Au demeurant, quelle que soit l'interprétation qu'il faille donner aux termes de la clause prévoyant que : "tout gérant peut résigner ses fonctions, mais seulement trois mois après la clôture d'un exercice en prévenant les associés trois mois au moins à l'avance... ", qu'il s'agisse de la démission en tant que manifestation de volonté ou la fin effective des fonctions, ou encore la fin de la période de préavis, le fait déterminant a eu lieu en dehors de la période de trois mois suivant la clôture de l'exercice en cours (31 mars 1997-30 juin 1997), puisque Michel Darres a donné sa démission le 20 décembre 1996 et que la fin du préavis de trois mois est le 20 mars 1997.
A compter du 20 mars 1997, la société SVIV créée par M. Michel Darres pouvait donc (à condition que ce ne soit pas de manière déloyale) légitimement concurrencer les sociétés intimées. Or il résulte de l'extrait K bis du registre du commerce et des sociétés de Rodez que cette société a non seulement été créée le 20 février 1997 mais a commencé son exploitation (dont il n'est pas contesté qu'elle soit concurrente) à cette même date, même si elle n'a été enregistrée que le 24 mars 1997. Il y a donc lieu de considérer que M. Michel Darres a, de manière illicite, pendant le troisième mois de préavis (20 février-20 mars 1997), personnellement et en tant que gérant de la société SVIV, exercé une activité contraire à l'obligation de loyauté et de fidélité qu'il se devait de respecter pendant toute la durée du préavis à l'égard des sociétés Etablissements Darres et Locam.
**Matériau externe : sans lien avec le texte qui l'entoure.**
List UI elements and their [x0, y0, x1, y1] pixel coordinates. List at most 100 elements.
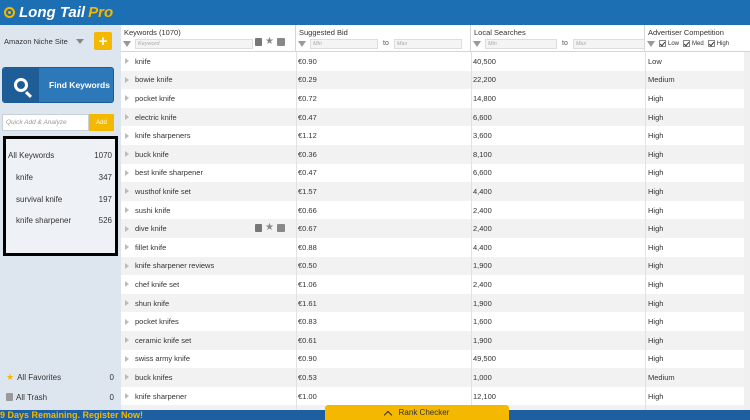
expand-arrow-icon[interactable] — [125, 188, 129, 195]
bid-max-input[interactable]: Max — [393, 38, 462, 49]
column-title[interactable]: Keywords (1070) — [124, 28, 181, 37]
table-row[interactable]: knife sharpener €1.00 12,100 High — [121, 387, 750, 406]
add-niche-button[interactable]: + — [94, 32, 112, 50]
table-row[interactable]: ceramic knife set €0.61 1,900 High — [121, 331, 750, 350]
searches-max-input[interactable]: Max — [572, 38, 645, 49]
expand-arrow-icon[interactable] — [125, 169, 129, 176]
column-keywords: Keywords (1070) Keyword ★ — [121, 25, 296, 52]
keyword-cell: sushi knife — [135, 205, 171, 215]
table-row[interactable]: sushi knife €0.66 2,400 High — [121, 201, 750, 220]
column-divider — [645, 52, 646, 410]
table-row[interactable]: fillet knife €0.88 4,400 High — [121, 238, 750, 257]
expand-arrow-icon[interactable] — [125, 225, 129, 232]
seed-item-survival-knife[interactable]: survival knife 197 — [6, 189, 115, 209]
seed-item-all-keywords[interactable]: All Keywords 1070 — [6, 145, 115, 165]
find-icon-box — [3, 68, 39, 102]
rank-checker-button[interactable]: Rank Checker — [325, 405, 509, 420]
expand-arrow-icon[interactable] — [125, 207, 129, 214]
table-row[interactable]: knife sharpeners €1.12 3,600 High — [121, 126, 750, 145]
searches-min-input[interactable]: Min — [485, 38, 557, 49]
note-icon[interactable] — [276, 38, 285, 46]
high-checkbox[interactable]: High — [707, 40, 729, 47]
table-scrollbar[interactable] — [744, 52, 750, 410]
expand-arrow-icon[interactable] — [125, 393, 129, 400]
table-row[interactable]: buck knifes €0.53 1,000 Medium — [121, 368, 750, 387]
expand-arrow-icon[interactable] — [125, 337, 129, 344]
expand-arrow-icon[interactable] — [125, 355, 129, 362]
niche-select[interactable]: Amazon Niche Site — [2, 33, 86, 49]
bid-cell: €0.50 — [298, 261, 317, 271]
low-checkbox[interactable]: Low — [659, 40, 679, 47]
searches-cell: 2,400 — [473, 224, 492, 234]
trash-icon[interactable] — [255, 38, 262, 46]
table-row[interactable]: swiss army knife €0.90 49,500 High — [121, 350, 750, 369]
app-header: Long Tail Pro — [0, 0, 750, 25]
expand-arrow-icon[interactable] — [125, 114, 129, 121]
quick-add-button[interactable]: Add — [89, 114, 114, 131]
trash-label: All Trash — [16, 392, 48, 402]
table-row[interactable]: bowie knife €0.29 22,200 Medium — [121, 70, 750, 90]
column-advertiser-competition: Advertiser Competition Low Med High — [645, 25, 750, 52]
chevron-up-icon — [383, 410, 392, 419]
expand-arrow-icon[interactable] — [125, 281, 129, 288]
seed-item-knife-sharpener[interactable]: knife sharpener 526 — [6, 210, 115, 230]
table-row[interactable]: wusthof knife set €1.57 4,400 High — [121, 182, 750, 201]
expand-arrow-icon[interactable] — [125, 151, 129, 158]
med-checkbox[interactable]: Med — [683, 40, 704, 47]
competition-cell: High — [648, 205, 664, 215]
table-row[interactable]: best knife sharpener €0.47 6,600 High — [121, 164, 750, 183]
table-row[interactable]: shun knife €1.61 1,900 High — [121, 293, 750, 313]
expand-arrow-icon[interactable] — [125, 262, 129, 269]
keyword-filter-input[interactable]: Keyword — [135, 38, 253, 49]
all-favorites-item[interactable]: ★ All Favorites 0 — [0, 368, 121, 386]
expand-arrow-icon[interactable] — [125, 318, 129, 325]
column-title[interactable]: Advertiser Competition — [648, 28, 724, 37]
table-row[interactable]: pocket knife €0.72 14,800 High — [121, 89, 750, 108]
expand-arrow-icon[interactable] — [125, 95, 129, 102]
expand-arrow-icon[interactable] — [125, 58, 129, 65]
searches-cell: 3,600 — [473, 131, 492, 141]
competition-cell: High — [648, 186, 664, 196]
expand-arrow-icon[interactable] — [125, 374, 129, 381]
bid-min-input[interactable]: Min — [310, 38, 378, 49]
searches-cell: 1,600 — [473, 317, 492, 327]
trash-icon[interactable] — [255, 224, 262, 233]
table-row[interactable]: dive knife €0.67 2,400 High ★ — [121, 219, 750, 238]
keyword-cell: dive knife — [135, 224, 167, 234]
column-title[interactable]: Local Searches — [474, 28, 526, 37]
searches-cell: 2,400 — [473, 205, 492, 215]
quick-add-input[interactable]: Quick Add & Analyze — [2, 114, 89, 131]
competition-cell: High — [648, 168, 664, 178]
table-row[interactable]: chef knife set €1.06 2,400 High — [121, 275, 750, 294]
expand-arrow-icon[interactable] — [125, 76, 129, 83]
table-row[interactable]: electric knife €0.47 6,600 High — [121, 107, 750, 127]
table-row[interactable]: buck knife €0.36 8,100 High — [121, 145, 750, 164]
find-keywords-button[interactable]: Find Keywords — [2, 67, 114, 103]
expand-arrow-icon[interactable] — [125, 244, 129, 251]
competition-cell: Low — [648, 56, 662, 66]
all-trash-item[interactable]: All Trash 0 — [0, 388, 121, 406]
seed-item-count: 1070 — [94, 150, 112, 160]
table-row[interactable]: pocket knifes €0.83 1,600 High — [121, 312, 750, 331]
note-icon[interactable] — [276, 224, 285, 233]
table-row[interactable]: knife sharpener reviews €0.50 1,900 High — [121, 256, 750, 276]
bid-cell: €0.61 — [298, 335, 317, 345]
expand-arrow-icon[interactable] — [125, 132, 129, 139]
star-icon[interactable]: ★ — [265, 37, 274, 47]
trial-register-link[interactable]: 9 Days Remaining. Register Now! — [0, 410, 143, 420]
seed-item-count: 526 — [98, 215, 112, 225]
searches-cell: 1,900 — [473, 261, 492, 271]
searches-cell: 22,200 — [473, 75, 496, 85]
seed-item-knife[interactable]: knife 347 — [6, 167, 115, 187]
bid-cell: €0.36 — [298, 149, 317, 159]
searches-cell: 6,600 — [473, 112, 492, 122]
to-label: to — [562, 40, 568, 47]
competition-cell: High — [648, 131, 664, 141]
table-row[interactable]: knife €0.90 40,500 Low — [121, 52, 750, 71]
column-title[interactable]: Suggested Bid — [299, 28, 348, 37]
checkbox-checked-icon — [683, 40, 691, 47]
expand-arrow-icon[interactable] — [125, 300, 129, 307]
star-icon[interactable]: ★ — [265, 223, 274, 233]
keyword-cell: buck knifes — [135, 372, 173, 382]
competition-cell: High — [648, 354, 664, 364]
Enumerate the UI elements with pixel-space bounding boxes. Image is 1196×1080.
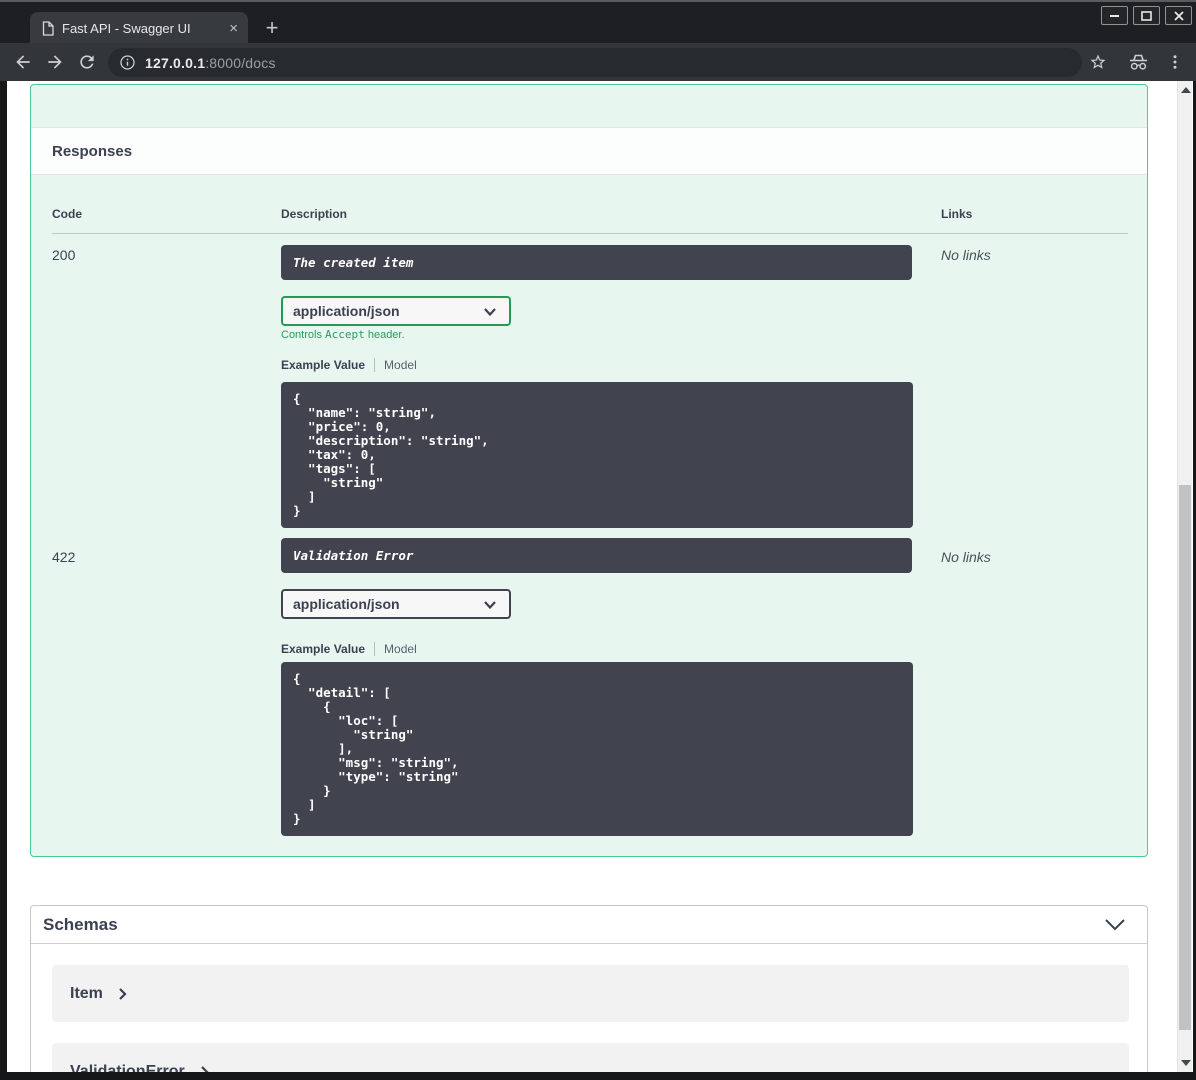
- scrollbar-up-arrow-icon[interactable]: [1181, 87, 1191, 93]
- close-button[interactable]: [1165, 6, 1192, 25]
- tab-divider: [374, 358, 376, 372]
- example-json-422: { "detail": [ { "loc": [ "string" ], "ms…: [281, 662, 913, 836]
- response-422-description: Validation Error: [293, 548, 414, 563]
- menu-dots-icon[interactable]: [1166, 53, 1184, 71]
- post-operation-panel: Responses Code Description Links 200 The…: [30, 84, 1148, 857]
- responses-section-header: Responses: [31, 127, 1147, 175]
- url-text: 127.0.0.1:8000/docs: [145, 55, 276, 71]
- schema-model-validationerror[interactable]: ValidationError: [52, 1043, 1129, 1072]
- minimize-icon: [1110, 14, 1119, 17]
- browser-toolbar: 127.0.0.1:8000/docs: [0, 43, 1196, 81]
- tab-model[interactable]: Model: [384, 358, 417, 372]
- table-header-divider: [52, 233, 1128, 234]
- links-value-200: No links: [941, 247, 991, 263]
- chevron-down-icon: [484, 601, 496, 610]
- url-host: 127.0.0.1: [145, 54, 206, 71]
- scrollbar-thumb[interactable]: [1179, 485, 1191, 1030]
- tab-model[interactable]: Model: [384, 642, 417, 656]
- bookmark-star-icon[interactable]: [1089, 53, 1107, 71]
- response-200-description-box: The created item: [281, 245, 912, 280]
- tab-example-value[interactable]: Example Value: [281, 642, 365, 656]
- address-bar[interactable]: 127.0.0.1:8000/docs: [108, 48, 1082, 77]
- schemas-section: Schemas Item ValidationError: [30, 905, 1148, 1072]
- links-value-422: No links: [941, 549, 991, 565]
- schemas-title: Schemas: [43, 914, 118, 934]
- site-info-icon[interactable]: [119, 54, 136, 71]
- media-type-value-200: application/json: [293, 303, 400, 319]
- url-path: :8000/docs: [205, 54, 276, 71]
- tab-close-icon[interactable]: ×: [227, 21, 240, 36]
- close-icon: [1173, 10, 1184, 21]
- back-button[interactable]: [13, 52, 33, 72]
- scrollbar-down-arrow-icon[interactable]: [1181, 1060, 1191, 1066]
- example-model-tabs-200: Example Value Model: [281, 356, 417, 374]
- column-header-description: Description: [281, 207, 348, 221]
- maximize-button[interactable]: [1133, 6, 1160, 25]
- schema-name: Item: [70, 984, 103, 1002]
- example-json-200: { "name": "string", "price": 0, "descrip…: [281, 382, 913, 528]
- chevron-right-icon: [200, 1065, 209, 1072]
- page-scrollbar[interactable]: [1177, 81, 1192, 1072]
- schema-name: ValidationError: [70, 1062, 185, 1073]
- response-422-description-box: Validation Error: [281, 538, 912, 573]
- response-code-200: 200: [52, 247, 76, 263]
- maximize-icon: [1141, 10, 1152, 21]
- schemas-header[interactable]: Schemas: [31, 906, 1147, 944]
- swagger-page: Responses Code Description Links 200 The…: [7, 81, 1193, 1072]
- window-titlebar[interactable]: Fast API - Swagger UI × +: [0, 0, 1196, 45]
- page-favicon-icon: [42, 21, 54, 36]
- chevron-down-icon[interactable]: [1103, 918, 1127, 932]
- column-header-code: Code: [52, 207, 82, 221]
- chevron-right-icon: [119, 987, 127, 1000]
- tab-title: Fast API - Swagger UI: [62, 21, 191, 36]
- media-type-select-200[interactable]: application/json: [281, 296, 511, 326]
- new-tab-button[interactable]: +: [258, 14, 286, 42]
- tab-divider: [374, 642, 376, 656]
- example-model-tabs-422: Example Value Model: [281, 640, 417, 658]
- media-type-value-422: application/json: [293, 596, 400, 612]
- window-controls: [1101, 6, 1192, 25]
- minimize-button[interactable]: [1101, 6, 1128, 25]
- schema-model-item[interactable]: Item: [52, 965, 1129, 1022]
- column-header-links: Links: [941, 207, 973, 221]
- forward-button[interactable]: [45, 52, 65, 72]
- responses-title: Responses: [52, 142, 133, 160]
- accept-header-note: Controls Accept header.: [281, 328, 405, 341]
- tab-example-value[interactable]: Example Value: [281, 358, 365, 372]
- browser-tab[interactable]: Fast API - Swagger UI ×: [30, 12, 248, 45]
- incognito-icon: [1130, 54, 1147, 70]
- chevron-down-icon: [484, 308, 496, 317]
- response-200-description: The created item: [293, 255, 414, 270]
- response-code-422: 422: [52, 549, 76, 565]
- refresh-button[interactable]: [77, 52, 97, 72]
- media-type-select-422[interactable]: application/json: [281, 589, 511, 619]
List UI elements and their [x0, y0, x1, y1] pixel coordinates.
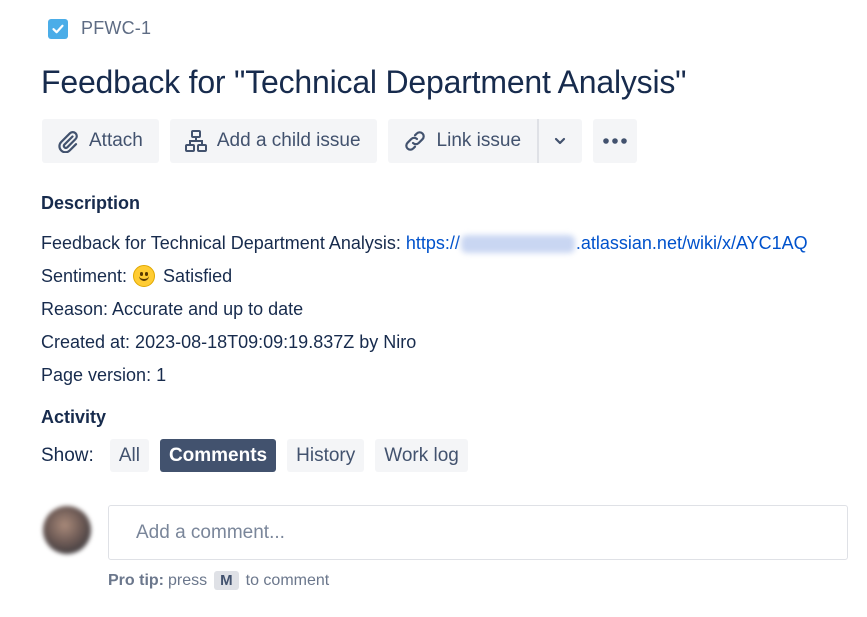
description-line-sentiment: Sentiment: Satisfied — [41, 259, 808, 292]
issue-title[interactable]: Feedback for "Technical Department Analy… — [41, 64, 687, 101]
feedback-prefix: Feedback for Technical Department Analys… — [41, 232, 406, 253]
link-issue-dropdown-button[interactable] — [539, 119, 583, 163]
link-issue-button[interactable]: Link issue — [387, 119, 538, 163]
activity-heading: Activity — [41, 407, 107, 427]
filter-history[interactable]: History — [287, 439, 365, 472]
avatar — [43, 506, 91, 554]
redacted-text — [460, 234, 575, 253]
issue-toolbar: Attach Add a child issue Link issue — [42, 119, 638, 163]
comment-input[interactable]: Add a comment... — [108, 505, 848, 560]
add-child-issue-label: Add a child issue — [216, 130, 361, 151]
link-issue-group: Link issue — [387, 119, 583, 163]
more-actions-button[interactable] — [593, 119, 638, 163]
link-end: .atlassian.net/wiki/x/AYC1AQ — [575, 232, 808, 253]
pro-tip-press: press — [168, 571, 208, 589]
activity-filter-bar: Show: All Comments History Work log — [41, 439, 468, 472]
link-start: https:// — [405, 232, 460, 253]
smiley-emoji-icon — [133, 264, 156, 287]
checkbox-icon — [48, 18, 68, 39]
pro-tip-suffix: to comment — [245, 571, 330, 589]
pro-tip-label: Pro tip: — [108, 571, 164, 589]
filter-all[interactable]: All — [109, 439, 149, 472]
description-line-reason: Reason: Accurate and up to date — [41, 298, 304, 319]
chevron-down-icon — [552, 133, 568, 149]
pro-tip: Pro tip: press M to comment — [108, 571, 329, 590]
issue-key[interactable]: PFWC-1 — [81, 18, 151, 39]
issue-key-breadcrumb[interactable]: PFWC-1 — [48, 18, 151, 39]
keyboard-shortcut-key: M — [214, 571, 239, 590]
more-icon — [602, 137, 628, 145]
link-issue-label: Link issue — [436, 130, 522, 151]
description-line-created: Created at: 2023-08-18T09:09:19.837Z by … — [41, 331, 417, 352]
confluence-link[interactable]: https:// .atlassian.net/wiki/x/AYC1AQ — [406, 230, 808, 256]
filter-comments[interactable]: Comments — [159, 439, 277, 472]
add-child-issue-button[interactable]: Add a child issue — [169, 119, 377, 163]
attach-label: Attach — [89, 130, 143, 151]
description-body[interactable]: Feedback for Technical Department Analys… — [41, 226, 808, 391]
filter-work-log[interactable]: Work log — [375, 439, 468, 472]
hierarchy-icon — [184, 129, 208, 153]
sentiment-value: Satisfied — [163, 265, 233, 286]
description-line-page-version: Page version: 1 — [41, 364, 167, 385]
sentiment-label: Sentiment: — [41, 265, 128, 286]
paperclip-icon — [56, 129, 80, 153]
link-icon — [402, 129, 428, 153]
show-label: Show: — [41, 444, 94, 466]
attach-button[interactable]: Attach — [42, 119, 159, 163]
description-heading: Description — [41, 193, 141, 213]
description-line-feedback: Feedback for Technical Department Analys… — [41, 226, 808, 259]
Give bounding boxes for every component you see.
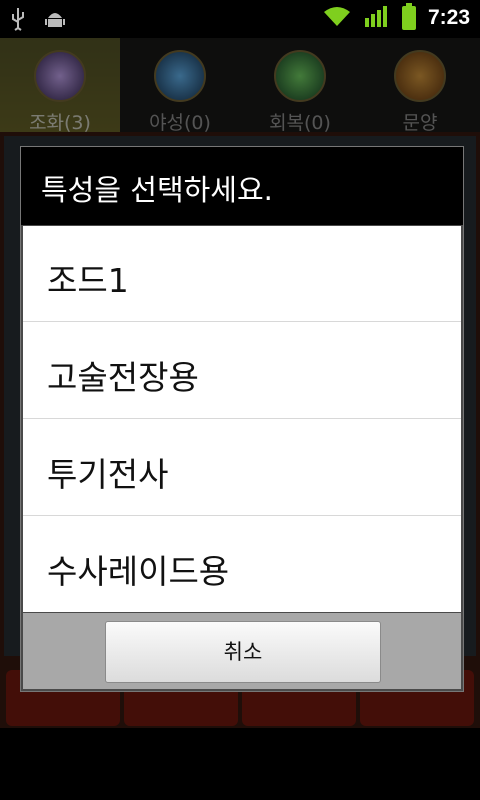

Au delà du 20 mars 1997, il n'est pas démontré que l'activité de M. Michel Darres et de la SVIV soit une concurrence déloyale, à l'exception toutefois de l'usage abusif par M. Michel Darres de son nom patronymique dans les documents publicitaires alors qu'il n'exploite pas en nom personnel et que cet usage entretient une confusion insidieuse entre l'entreprise dont il est maintenant le gérant et la société Etablissements Darres.
La déloyauté manifestée au cours de la période de préavis, caractérisée par des motifs pertinents que la Cour adopte, et celle qui a perduré au delà du 20 mars 1997, sont constitutives de fautes qui ont directement causé aux sociétés intimées un préjudice qui est justifié par elles à hauteur de :
- 100.000 F pour la société Locam
- 20.000 F pour la société Etablissements Darres
tous chefs de préjudice réunis.
La demande des intimées de faire interdire l'utilisation par M. Michel Darres de son patronyme dans les documents publicitaires et commerciaux est recevable en application de l'article 566 du nouveau code de procédure civile et est bien fondée en ce qui concerne les documents publicitaires, y compris l'annuaire téléphonique.
L'équité commande de ne prononcer aucune condamnation au titre de l'article 700 du nouveau code de procédure civile.
Par ces motifs : la Cour, statuant publiquement et contradictoirement, Reçoit l'appel en la forme; Confirme le jugement au principal; Le réforme quant aux montants des condamnations; Condamne M. Michel Darres et la société SVIV in solidum à payer : - 100.000 F à la société Locam [selon arrêt rectificatif de la cour d'appel de Montpellier, du 12 septembre 2000, n° 99-0005799], - 20.000 F à la société Etablissements Darres; Y ajoutant, Fait interdiction à M. Michel Darres d'utiliser son nom dans tous documents publicitaires concernant l'activité de la société SVIV et ce, sous astreinte de 5.000 F par infraction constatée; Confirme le jugement sur l'application de l'article 700 du nouveau code de procédure civile; Dit n'y avoir lieu à application de l'article 700 du nouveau code de procédure civile en appel; Déboute pour le surplus; Condamne in solidum les appelants aux dépens d'appel avec application de l'article 699 du nouveau code de procédure civile.